How to Treat Swim Bladder Disease

fancy goldfish in an aquarium
Photo by Gabriel P from Pexels

A swim bladder is a gas filled organ within all bony fish that is used to maintain and control buoyancy. When a fish has problems with its swim bladder this of course causes problems with buoyancy and you may see your fish swimming on it's side or otherwise swimming oddly. Swim bladder disease is most common in fancy goldfish, but can happen to any fish with a swim bladder.

Swim bladder problems are usually a secondary problem caused by something else that's gone wrong, such as a bacterial infection, or constipation usually caused by overfeeding, or simply by gulping too much air when eating at the surface.

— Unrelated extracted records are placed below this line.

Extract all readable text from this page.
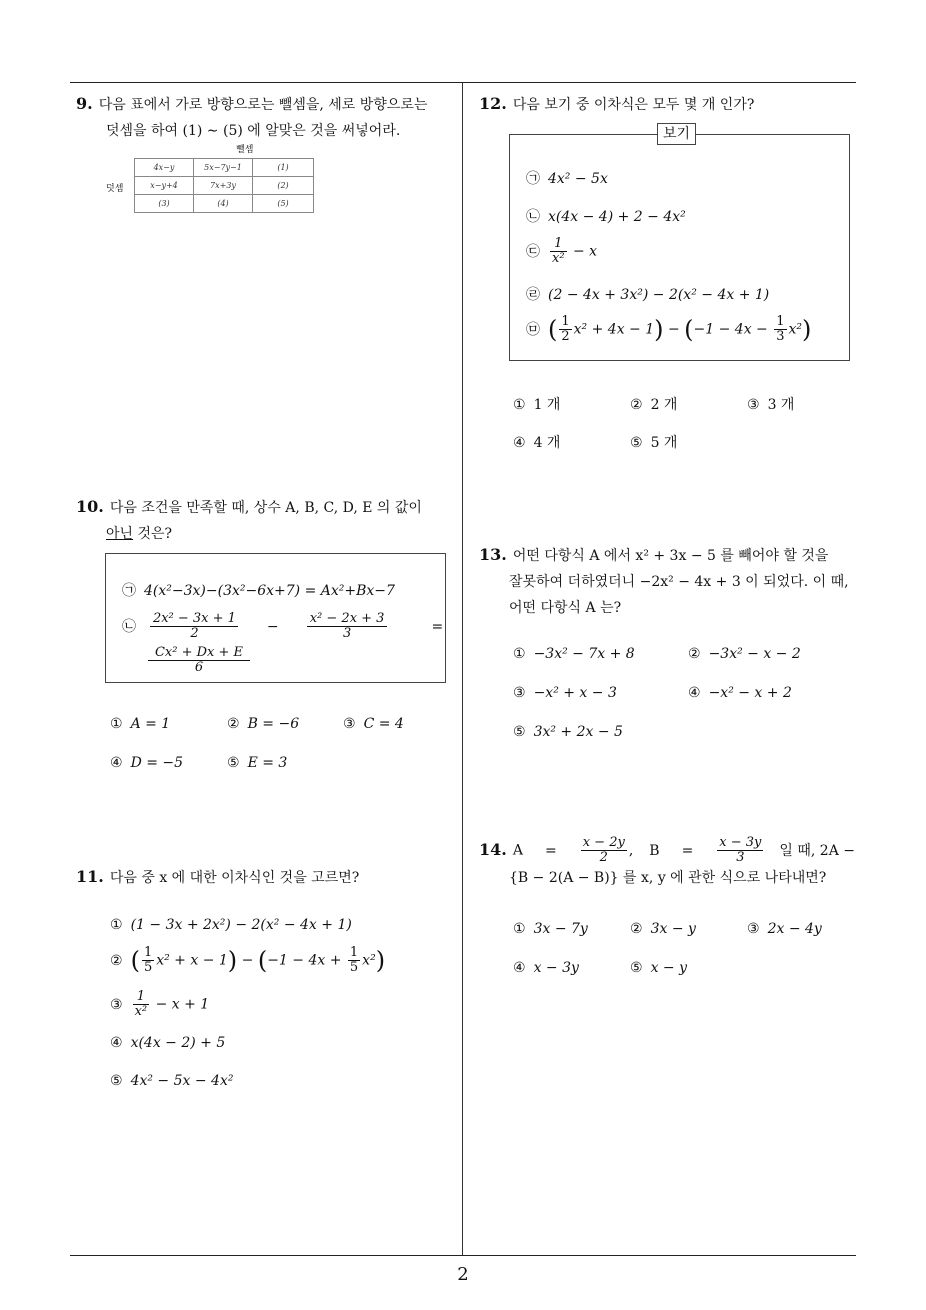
2
9. 다음 표에서 가로 방향으로는 뺄셈을, 세로 방향으로는
덧셈을 하여 (1) ∼ (5) 에 알맞은 것을 써넣어라.
뺄셈
덧셈
4x−y	5x−7y−1	(1)
x−y+4	7x+3y	(2)
(3)	(4)	(5)
10. 다음 조건을 만족할 때, 상수 A, B, C, D, E 의 값이
아닌 것은?
㉠ 4(x²−3x)−(3x²−6x+7) = Ax²+Bx−7
㉡ $\frac{\text{2x² − 3x + 1}}{2} - \frac{\text{x² − 2x + 3}}{3}$	=
$\frac{\text{Cx² + Dx + E}}{6}$
① A = 1	② B = −6	③ C = 4
④ D = −5	⑤ E = 3
11. 다음 중 x 에 대한 이차식인 것을 고르면?
① (1 − 3x + 2x²) − 2(x² − 4x + 1)
② ( $\frac{1}{5} x^2 + x - 1) - (-1 - 4x + \frac{1}{5} x^2)$
③ $\frac{1}{\text{x²}} - x + 1$
④ x(4x − 2) + 5
⑤ 4x² − 5x − 4x²
12. 다음 보기 중 이차식은 모두 몇 개 인가?
보기
㉠ 4x² − 5x
㉡ x(4x − 4) + 2 − 4x²
㉢ $\frac{1}{\text{x²}} - x$
㉣ (2 − 4x + 3x²) − 2(x² − 4x + 1)
㉤ ( $\frac{1}{2} x^2 + 4x - 1) - (-1 - 4x - \frac{1}{3} x^2)$
① 1 개	② 2 개	③ 3 개
④ 4 개	⑤ 5 개
13. 어떤 다항식 A 에서 x² + 3x − 5 를 빼어야 할 것을
잘못하여 더하였더니 −2x² − 4x + 3 이 되었다. 이 때,
어떤 다항식 A 는?
① −3x² − 7x + 8	② −3x² − x − 2
③ −x² + x − 3	④ −x² − x + 2
⑤ 3x² + 2x − 5
14. $A = \frac{x - 2y}{2}$ , $B = \frac{x - 3y}{3}$ 일 때, 2A −
{B − 2(A − B)} 를 x, y 에 관한 식으로 나타내면?
① 3x − 7y	② 3x − y	③ 2x − 4y
④ x − 3y	⑤ x − y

Because constipation can cause swim bladder problems you'll often see suggestions in articles that tell you to give your fish shelled peas. This is because shelled peas have fiber and the idea is to get your fish's intestinal tract moving again.

Almost ALL problems will be improved by improving your water quality. That is why weekly partial water changes are necessary. A weekly partial water change will often prevent problems from occuring in the first place.

How to Treat Swim Bladder Disease

If you suspect your fish may be constipated then you can try giving your fish thawed frozen green peas. Please see the You Tube video below to find out how to prepare the green peas for your fish.

If your fish has a bacterial infection causing the swim bladder problem then something like Melafix may help.

Often, aquarium salt is recommended because it helps with osmoregulation. Don't use regular salt, use only aquarium salt.

Will Severe Swim Bladder Disease Go Away?

I recently had a glofish tetra who suddenly developed a really severe case of swim bladder disease. The fish could hardly swim at all and mostly layed on itside at the top of the tank. I didn't think that she'd make it. I felt really bad for her because her quality of life was certainly diminished.

I did see that she was still trying to eat and was even successful at times. I made some of her meals freeze dried bloodworms because I thought they might have more fiber than her regular flake food. I would have tried peas, but I did not have any at the time. I also did a partial water change. That is all I did.

Miraculously, in a few days she became so much better. I don't know if the bloodworms had anything to do with her improvement or not. I'm sure the water change helped some. The water change may be what helped the most.

It's only been a few days and she is continuing to get better. She is still a tiny bit "wobbly" in her swimming, but still, so much better than before. So, yes, a really severe case of swim bladder can go away.